La vie après le rôle d'aidant : la transition à laquelle personne ne vous prépare

Quand le rôle d'aidant prend fin — par la guérison ou la perte — la transition vers la vie ordinaire peut être désorientante et empreinte de deuil.

Par l'équipe HereAsOneRédigé à partir d'une expérience personnelle avec la perte liée au cancer. Ceci n'est pas un avis médical.

Le rôle d'aidant crée son propre monde. Un monde avec ses propres rythmes, ses propres exigences, son propre sens. Vous connaissez le calendrier des médicaments, les contacts médicaux, les signes à surveiller. Vous avez organisé votre vie autour des besoins d'une autre personne, et bien que cela ait été épuisant, cela a aussi donné à vos journées une structure et un sens particuliers.

Quand cela se termine — que ce soit parce que votre proche s'est rétabli ou parce qu'il est décédé — la transition peut être l'une des expériences les plus désorientantes de votre vie.

Après la guérison : si votre proche va mieux et n'a plus besoin de soins intensifs, vous pourriez vous attendre à ressentir un pur soulagement. Et c'est peut-être le cas. Mais vous pouvez aussi vous sentir perdu. Le sens et la structure que le rôle d'aidant fournissait ont soudainement disparu. L'intimité intense de cette période a changé. Vous pouvez vous retrouver à pleurer quelque chose que vous ne pouvez pas tout à fait nommer — la proximité, le sentiment d'être nécessaire, le sens qui venait de faire quelque chose d'aussi important. C'est réel, et cela mérite d'être reconnu.

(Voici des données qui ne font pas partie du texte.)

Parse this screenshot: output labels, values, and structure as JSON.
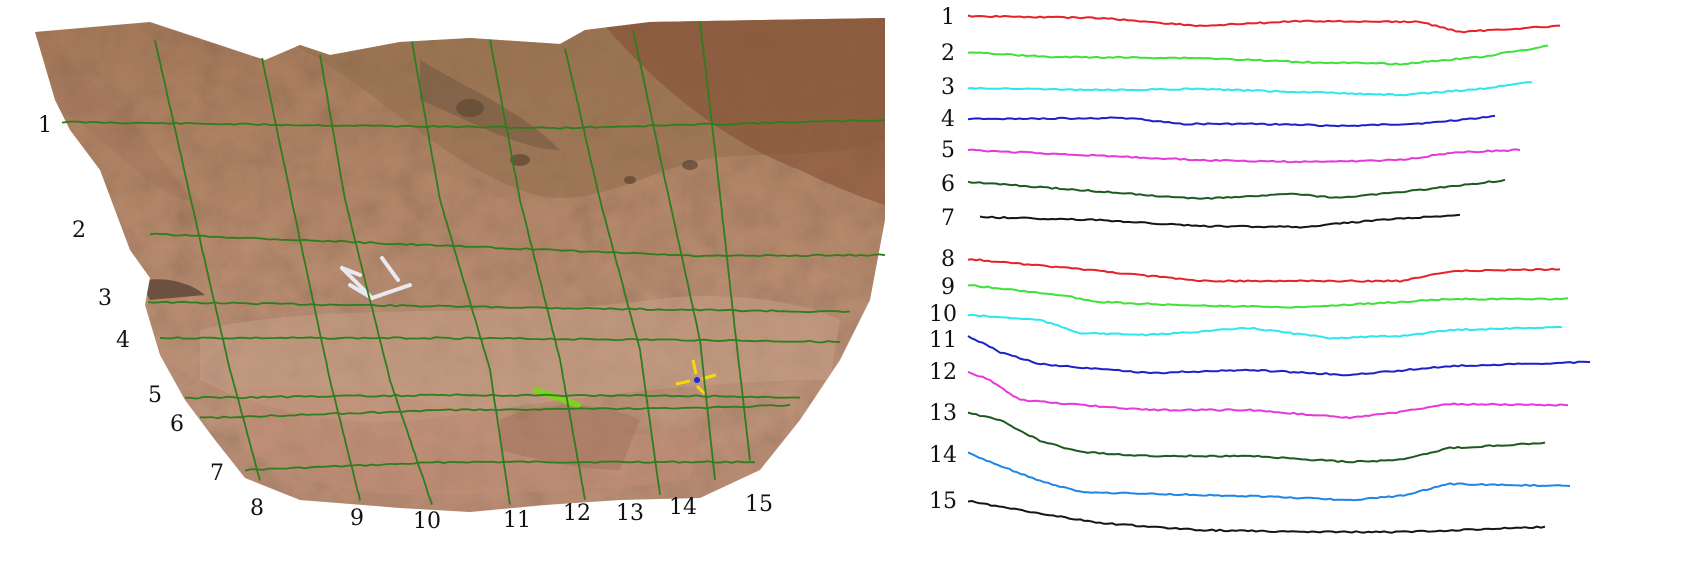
{
  "left_panel": {
    "row_labels": [
      "1",
      "2",
      "3",
      "4",
      "5",
      "6",
      "7"
    ],
    "column_labels": [
      "8",
      "9",
      "10",
      "11",
      "12",
      "13",
      "14",
      "15"
    ],
    "grid_color": "#2e7d1e"
  },
  "right_panel": {
    "profiles": [
      {
        "label": "1",
        "color": "#e8202a"
      },
      {
        "label": "2",
        "color": "#3ee03a"
      },
      {
        "label": "3",
        "color": "#2de6ef"
      },
      {
        "label": "4",
        "color": "#1c22c8"
      },
      {
        "label": "5",
        "color": "#e53ad8"
      },
      {
        "label": "6",
        "color": "#1e5a1e"
      },
      {
        "label": "7",
        "color": "#151515"
      },
      {
        "label": "8",
        "color": "#e8202a"
      },
      {
        "label": "9",
        "color": "#3ee03a"
      },
      {
        "label": "10",
        "color": "#2de6ef"
      },
      {
        "label": "11",
        "color": "#1c22c8"
      },
      {
        "label": "12",
        "color": "#e53ad8"
      },
      {
        "label": "13",
        "color": "#1e5a1e"
      },
      {
        "label": "14",
        "color": "#1f86e6"
      },
      {
        "label": "15",
        "color": "#151515"
      }
    ]
  }
}
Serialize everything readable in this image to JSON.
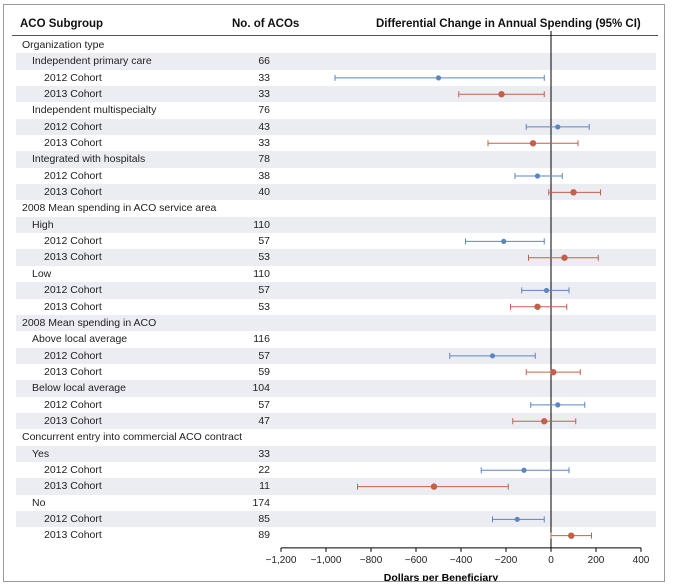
{
  "headers": {
    "subgroup": "ACO Subgroup",
    "n": "No. of ACOs",
    "diff": "Differential Change in Annual Spending (95% CI)"
  },
  "chart_data": {
    "type": "forest",
    "title": "Differential Change in Annual Spending (95% CI)",
    "xlabel": "Dollars per Beneficiary",
    "xlim": [
      -1200,
      400
    ],
    "xticks": [
      -1200,
      -1000,
      -800,
      -600,
      -400,
      -200,
      0,
      200,
      400
    ],
    "xtick_labels": [
      "−1,200",
      "−1,000",
      "−800",
      "−600",
      "−400",
      "−200",
      "0",
      "200",
      "400"
    ],
    "reference_line": 0,
    "series_colors": {
      "2012": "#5b86bf",
      "2013": "#c4604a"
    },
    "rows": [
      {
        "label": "Organization type",
        "level": 0,
        "n": ""
      },
      {
        "label": "Independent primary care",
        "level": 1,
        "n": "66"
      },
      {
        "label": "2012 Cohort",
        "level": 2,
        "n": "33",
        "cohort": "2012",
        "est": -500,
        "lo": -960,
        "hi": -30
      },
      {
        "label": "2013 Cohort",
        "level": 2,
        "n": "33",
        "cohort": "2013",
        "est": -220,
        "lo": -410,
        "hi": -30
      },
      {
        "label": "Independent multispecialty",
        "level": 1,
        "n": "76"
      },
      {
        "label": "2012 Cohort",
        "level": 2,
        "n": "43",
        "cohort": "2012",
        "est": 30,
        "lo": -110,
        "hi": 170
      },
      {
        "label": "2013 Cohort",
        "level": 2,
        "n": "33",
        "cohort": "2013",
        "est": -80,
        "lo": -280,
        "hi": 120
      },
      {
        "label": "Integrated with hospitals",
        "level": 1,
        "n": "78"
      },
      {
        "label": "2012 Cohort",
        "level": 2,
        "n": "38",
        "cohort": "2012",
        "est": -60,
        "lo": -160,
        "hi": 50
      },
      {
        "label": "2013 Cohort",
        "level": 2,
        "n": "40",
        "cohort": "2013",
        "est": 100,
        "lo": -10,
        "hi": 220
      },
      {
        "label": "2008 Mean spending in ACO service area",
        "level": 0,
        "n": ""
      },
      {
        "label": "High",
        "level": 1,
        "n": "110"
      },
      {
        "label": "2012 Cohort",
        "level": 2,
        "n": "57",
        "cohort": "2012",
        "est": -210,
        "lo": -380,
        "hi": -30
      },
      {
        "label": "2013 Cohort",
        "level": 2,
        "n": "53",
        "cohort": "2013",
        "est": 60,
        "lo": -100,
        "hi": 210
      },
      {
        "label": "Low",
        "level": 1,
        "n": "110"
      },
      {
        "label": "2012 Cohort",
        "level": 2,
        "n": "57",
        "cohort": "2012",
        "est": -20,
        "lo": -130,
        "hi": 80
      },
      {
        "label": "2013 Cohort",
        "level": 2,
        "n": "53",
        "cohort": "2013",
        "est": -60,
        "lo": -180,
        "hi": 70
      },
      {
        "label": "2008 Mean spending in ACO",
        "level": 0,
        "n": ""
      },
      {
        "label": "Above local average",
        "level": 1,
        "n": "116"
      },
      {
        "label": "2012 Cohort",
        "level": 2,
        "n": "57",
        "cohort": "2012",
        "est": -260,
        "lo": -450,
        "hi": -70
      },
      {
        "label": "2013 Cohort",
        "level": 2,
        "n": "59",
        "cohort": "2013",
        "est": 10,
        "lo": -110,
        "hi": 130
      },
      {
        "label": "Below local average",
        "level": 1,
        "n": "104"
      },
      {
        "label": "2012 Cohort",
        "level": 2,
        "n": "57",
        "cohort": "2012",
        "est": 30,
        "lo": -90,
        "hi": 150
      },
      {
        "label": "2013 Cohort",
        "level": 2,
        "n": "47",
        "cohort": "2013",
        "est": -30,
        "lo": -170,
        "hi": 110
      },
      {
        "label": "Concurrent entry into commercial ACO contract",
        "level": 0,
        "n": ""
      },
      {
        "label": "Yes",
        "level": 1,
        "n": "33"
      },
      {
        "label": "2012 Cohort",
        "level": 2,
        "n": "22",
        "cohort": "2012",
        "est": -120,
        "lo": -310,
        "hi": 80
      },
      {
        "label": "2013 Cohort",
        "level": 2,
        "n": "11",
        "cohort": "2013",
        "est": -520,
        "lo": -860,
        "hi": -190
      },
      {
        "label": "No",
        "level": 1,
        "n": "174"
      },
      {
        "label": "2012 Cohort",
        "level": 2,
        "n": "85",
        "cohort": "2012",
        "est": -150,
        "lo": -260,
        "hi": -30
      },
      {
        "label": "2013 Cohort",
        "level": 2,
        "n": "89",
        "cohort": "2013",
        "est": 90,
        "lo": 0,
        "hi": 180
      }
    ]
  }
}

Après la perte : si votre proche est décédé, la fin du rôle d'aidant est enveloppée dans un deuil si profond que la transition elle-même passe souvent inaperçue. Mais le deuil de l'aidant a ses propres dimensions particulières. Vous avez peut-être anticipé la mort pendant si longtemps que vous ressentez un certain soulagement, puis vous vous sentez coupable de ce soulagement. Vous pouvez ressentir l'absence non seulement de la personne mais du rôle qui donnait forme à vos journées. Le silence là où le planning se trouvait. Le premier matin où vous vous réveillez et n'avez besoin de vérifier l'état de personne.

Donnez-vous un vrai temps de réajustement. L'après-aidant n'est pas un retour à votre vie précédente — c'est une transition vers une nouvelle version de la vie, et cela prend du temps. La thérapie ou le counseling spécifiquement axé sur la transition de l'aidant peut être véritablement précieux, tout comme la reconnexion avec les parties de vous-même et de votre vie que le rôle d'aidant a comprimées.

Vous avez fait quelque chose d'extraordinaire. Vous vous êtes présenté, jour après jour, pour quelqu'un qui avait besoin de vous. Cela ne disparaît pas quand le rôle d'aidant se termine. C'est tissé dans qui vous êtes. Accordez-vous la même tendresse dans cette transition que celle que vous avez donnée à la personne dont vous avez pris soin.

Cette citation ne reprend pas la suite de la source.